Nonostante il procuratore generale brasiliano l'avesse dichiarata innocente di qualsiasi reato, Rousseff, che era stata rieletta democraticamente nel 2014, è stata destituita dalla carica ad agosto. Questo dramma politico è stato in parte motivato dalle famigerate indagini "Lava Jato" che hanno scosso quasi ogni aspetto della politica brasiliana negli ultimi anni. Si sono diffuse insinuazioni incontrollate sul coinvolgimento di Rousseff in un crimine o nell’altro. Tuttavia, alla fine, solo i suoi nemici politici più accaniti, molti dei quali rimangono in carica, sono stati formalmente implicati o accusati di reati effettivi dalle autorità.

BBC Brasil ha recentemente pubblicato un articolo intitolato "Corrida presidencial 2018 pode ter Trump brasileiro" (La corsa presidenziale brasiliana del 2018 potrebbe vedere un Trump brasiliano).
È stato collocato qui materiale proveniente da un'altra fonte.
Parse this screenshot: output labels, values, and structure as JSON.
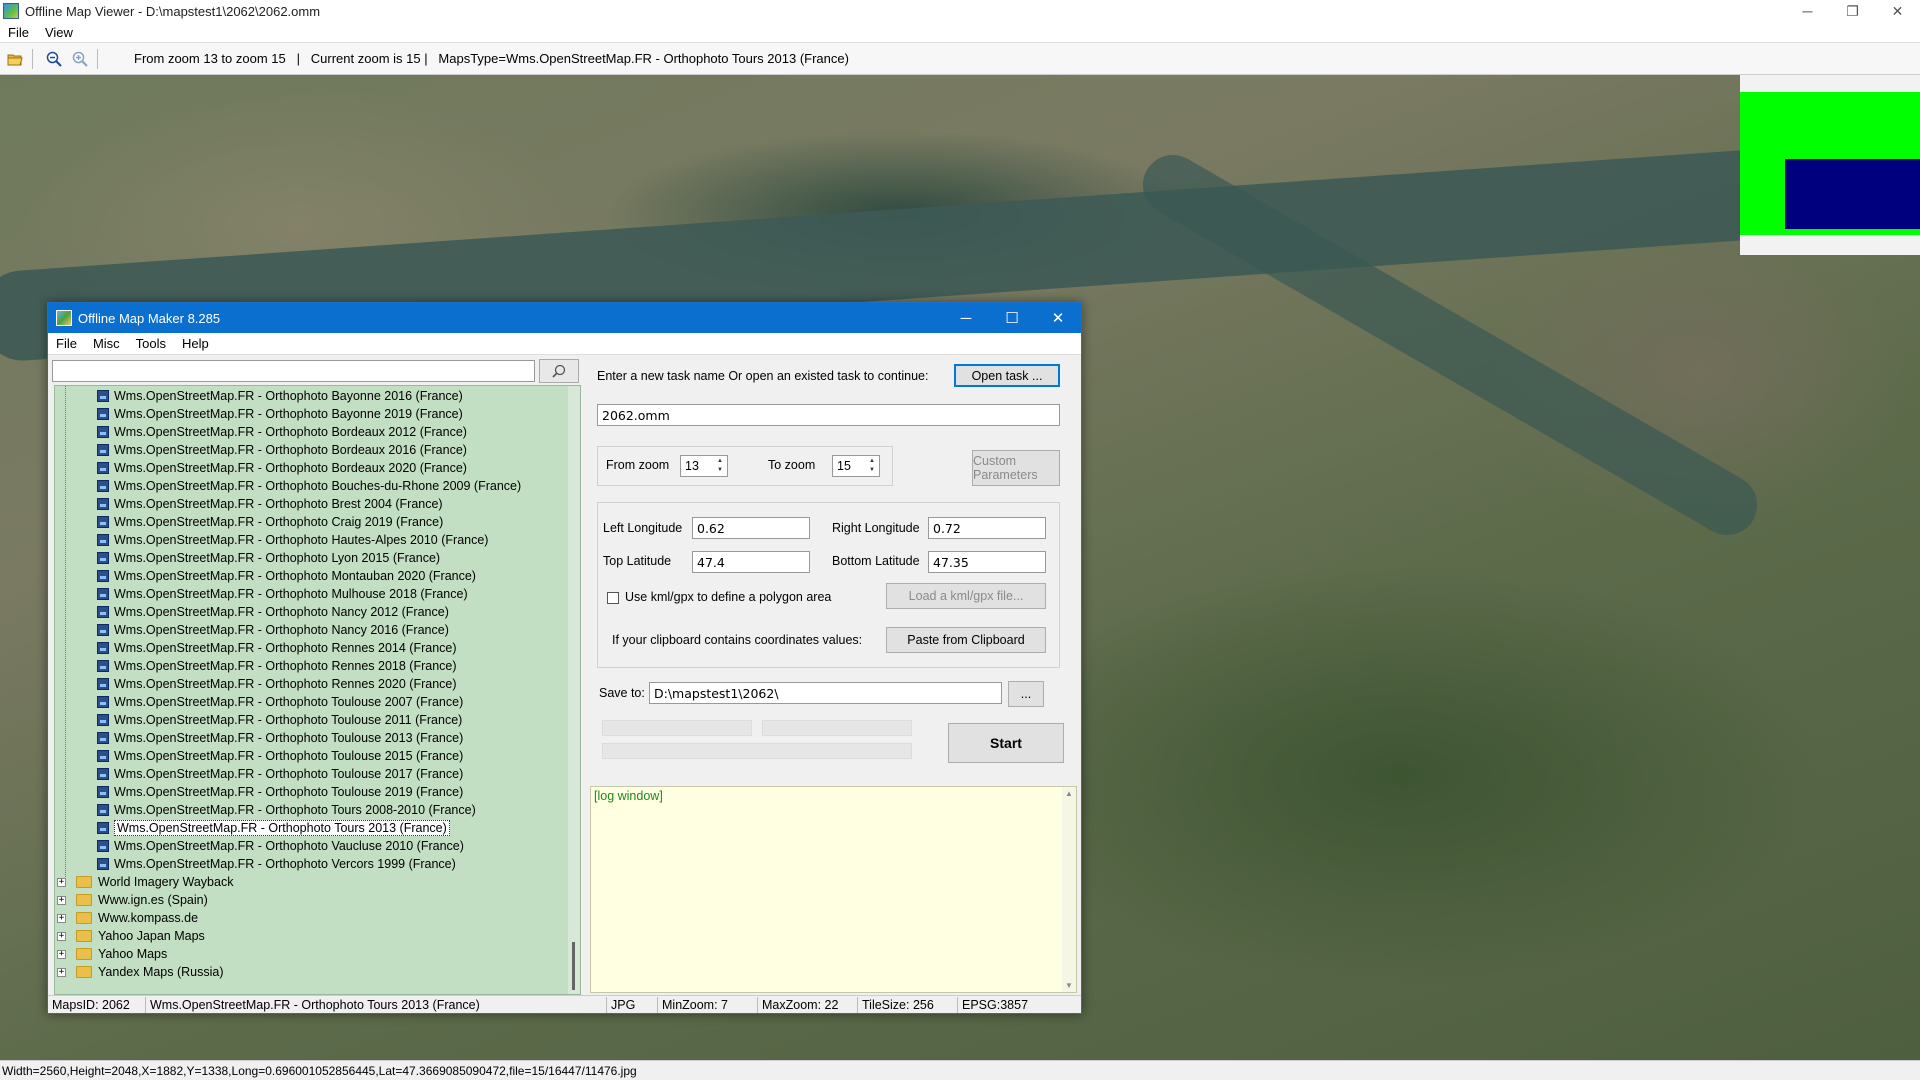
{
  "window": {
    "title": "Offline Map Viewer - D:\\mapstest1\\2062\\2062.omm",
    "controls": {
      "minimize": "─",
      "restore": "❐",
      "close": "✕"
    }
  },
  "menu": [
    "File",
    "View"
  ],
  "toolbar": {
    "icons": [
      "open-folder-icon",
      "zoom-out-icon",
      "zoom-in-icon"
    ],
    "info": "From zoom 13 to zoom 15   |   Current zoom is 15 |   MapsType=Wms.OpenStreetMap.FR - Orthophoto Tours 2013 (France)"
  },
  "colors": {
    "minimap_green": "#00ff00",
    "minimap_blue": "#00007f",
    "dialog_title": "#0b6fd0",
    "tree_bg": "#c3dfc3",
    "log_bg": "#ffffe1"
  },
  "status": "Width=2560,Height=2048,X=1882,Y=1338,Long=0.696001052856445,Lat=47.3669085090472,file=15/16447/11476.jpg",
  "dialog": {
    "title": "Offline Map Maker 8.285",
    "controls": {
      "minimize": "─",
      "maximize": "☐",
      "close": "✕"
    },
    "menu": [
      "File",
      "Misc",
      "Tools",
      "Help"
    ],
    "search": {
      "value": "",
      "icon": "search-icon"
    },
    "tree": {
      "items": [
        "Wms.OpenStreetMap.FR - Orthophoto Bayonne 2016 (France)",
        "Wms.OpenStreetMap.FR - Orthophoto Bayonne 2019 (France)",
        "Wms.OpenStreetMap.FR - Orthophoto Bordeaux 2012 (France)",
        "Wms.OpenStreetMap.FR - Orthophoto Bordeaux 2016 (France)",
        "Wms.OpenStreetMap.FR - Orthophoto Bordeaux 2020 (France)",
        "Wms.OpenStreetMap.FR - Orthophoto Bouches-du-Rhone 2009 (France)",
        "Wms.OpenStreetMap.FR - Orthophoto Brest 2004 (France)",
        "Wms.OpenStreetMap.FR - Orthophoto Craig 2019 (France)",
        "Wms.OpenStreetMap.FR - Orthophoto Hautes-Alpes 2010 (France)",
        "Wms.OpenStreetMap.FR - Orthophoto Lyon 2015 (France)",
        "Wms.OpenStreetMap.FR - Orthophoto Montauban 2020 (France)",
        "Wms.OpenStreetMap.FR - Orthophoto Mulhouse 2018 (France)",
        "Wms.OpenStreetMap.FR - Orthophoto Nancy 2012 (France)",
        "Wms.OpenStreetMap.FR - Orthophoto Nancy 2016 (France)",
        "Wms.OpenStreetMap.FR - Orthophoto Rennes 2014 (France)",
        "Wms.OpenStreetMap.FR - Orthophoto Rennes 2018 (France)",
        "Wms.OpenStreetMap.FR - Orthophoto Rennes 2020 (France)",
        "Wms.OpenStreetMap.FR - Orthophoto Toulouse 2007 (France)",
        "Wms.OpenStreetMap.FR - Orthophoto Toulouse 2011 (France)",
        "Wms.OpenStreetMap.FR - Orthophoto Toulouse 2013 (France)",
        "Wms.OpenStreetMap.FR - Orthophoto Toulouse 2015 (France)",
        "Wms.OpenStreetMap.FR - Orthophoto Toulouse 2017 (France)",
        "Wms.OpenStreetMap.FR - Orthophoto Toulouse 2019 (France)",
        "Wms.OpenStreetMap.FR - Orthophoto Tours 2008-2010 (France)",
        "Wms.OpenStreetMap.FR - Orthophoto Tours 2013 (France)",
        "Wms.OpenStreetMap.FR - Orthophoto Vaucluse 2010 (France)",
        "Wms.OpenStreetMap.FR - Orthophoto Vercors 1999 (France)"
      ],
      "selected": "Wms.OpenStreetMap.FR - Orthophoto Tours 2013 (France)",
      "folders": [
        "World Imagery Wayback",
        "Www.ign.es (Spain)",
        "Www.kompass.de",
        "Yahoo Japan Maps",
        "Yahoo Maps",
        "Yandex Maps (Russia)"
      ]
    },
    "task": {
      "prompt": "Enter a new task name Or open an existed task to continue:",
      "open_button": "Open task ...",
      "name": "2062.omm"
    },
    "zoom": {
      "from_label": "From zoom",
      "from_value": "13",
      "to_label": "To zoom",
      "to_value": "15",
      "custom_button": "Custom Parameters"
    },
    "coords": {
      "left_label": "Left Longitude",
      "left_value": "0.62",
      "right_label": "Right Longitude",
      "right_value": "0.72",
      "top_label": "Top Latitude",
      "top_value": "47.4",
      "bottom_label": "Bottom Latitude",
      "bottom_value": "47.35",
      "kml_label": "Use kml/gpx to define a polygon area",
      "kml_checked": false,
      "kml_button": "Load a kml/gpx file...",
      "clipboard_label": "If your clipboard contains coordinates values:",
      "clipboard_button": "Paste from Clipboard"
    },
    "save": {
      "label": "Save to:",
      "path": "D:\\mapstest1\\2062\\",
      "browse": "..."
    },
    "start_button": "Start",
    "log": "[log window]",
    "status": {
      "mapsid": "MapsID: 2062",
      "maptype": "Wms.OpenStreetMap.FR - Orthophoto Tours 2013 (France)",
      "format": "JPG",
      "minzoom": "MinZoom: 7",
      "maxzoom": "MaxZoom: 22",
      "tilesize": "TileSize: 256",
      "epsg": "EPSG:3857"
    }
  }
}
La mia risposta è stata che hanno già un presidente alla Trump con questo governo appena insediato. Le crisi politiche ed economiche non hanno fatto che peggiorare dopo la destituzione di Rousseff. A sostituirla è stato il vicepresidente Michel Temer. La sua rigorosa proposta di austerità (MEC 241) mira a congelare per 20 anni tutte le spese pubbliche e a modificare il programma scolastico pubblico (una delle modifiche prevede che non siano consentiti dibattiti politici nelle scuole secondarie).

Per protestare contro le proposte di Temer, gli studenti delle scuole secondarie hanno occupato centinaia, se non migliaia, di scuole in tutto il Paese, i sindacati e le organizzazioni sociali hanno portato le loro richieste in piazza e, mentre scrivo, si sta organizzando uno sciopero nazionale per il 25 novembre.

Come ha accennato Marchetti durante la sua intervista, il calo delle vendite di olio d’oliva di produzione locale registrato nell’ultimo anno è direttamente correlato alle crisi economiche e politiche che si sono intensificate nel corso dell’ultimo anno. I dati a sostegno di tale correlazione sono pochi e sporadici. Tuttavia, mentre la disoccupazione in Brasile è salita all’11,6%, rendendolo il settimo mercato con il più alto tasso di disoccupazione in un’indagine su 51 paesi, i prezzi dei generi alimentari come i fagioli neri, i fagioli carioca, il riso, le patate, le cipolle, l’aglio e, naturalmente, l’olio d’oliva, sono tutti aumentati. Dall'inizio del 2016, i fagioli carioca, un alimento di base e uno dei tipi di fagioli più consumati in Brasile, hanno subito un aumento del 54%.

Inevitabilmente, i produttori di olio extravergine di oliva gourmet come Marchetti si trovano in un vicolo cieco. Mentre il loro settore alimentare di nicchia è ben accolto e necessario in Brasile, la tempesta politica ed economica che sta investendo il Paese non sembra destinata a placarsi presto.

Nonostante tutto, stanno andando avanti, proprio come le macine di pietra usate per spremere le olive ai bei vecchi tempi. Ma ora, gran parte del loro lavoro consiste nell'educare il pubblico sulla qualità e la freschezza dell'olio d'oliva prodotto localmente. Non solo riduce la nostra impronta di carbonio, ma può anche aiutare a rilanciare un'economia stagnante.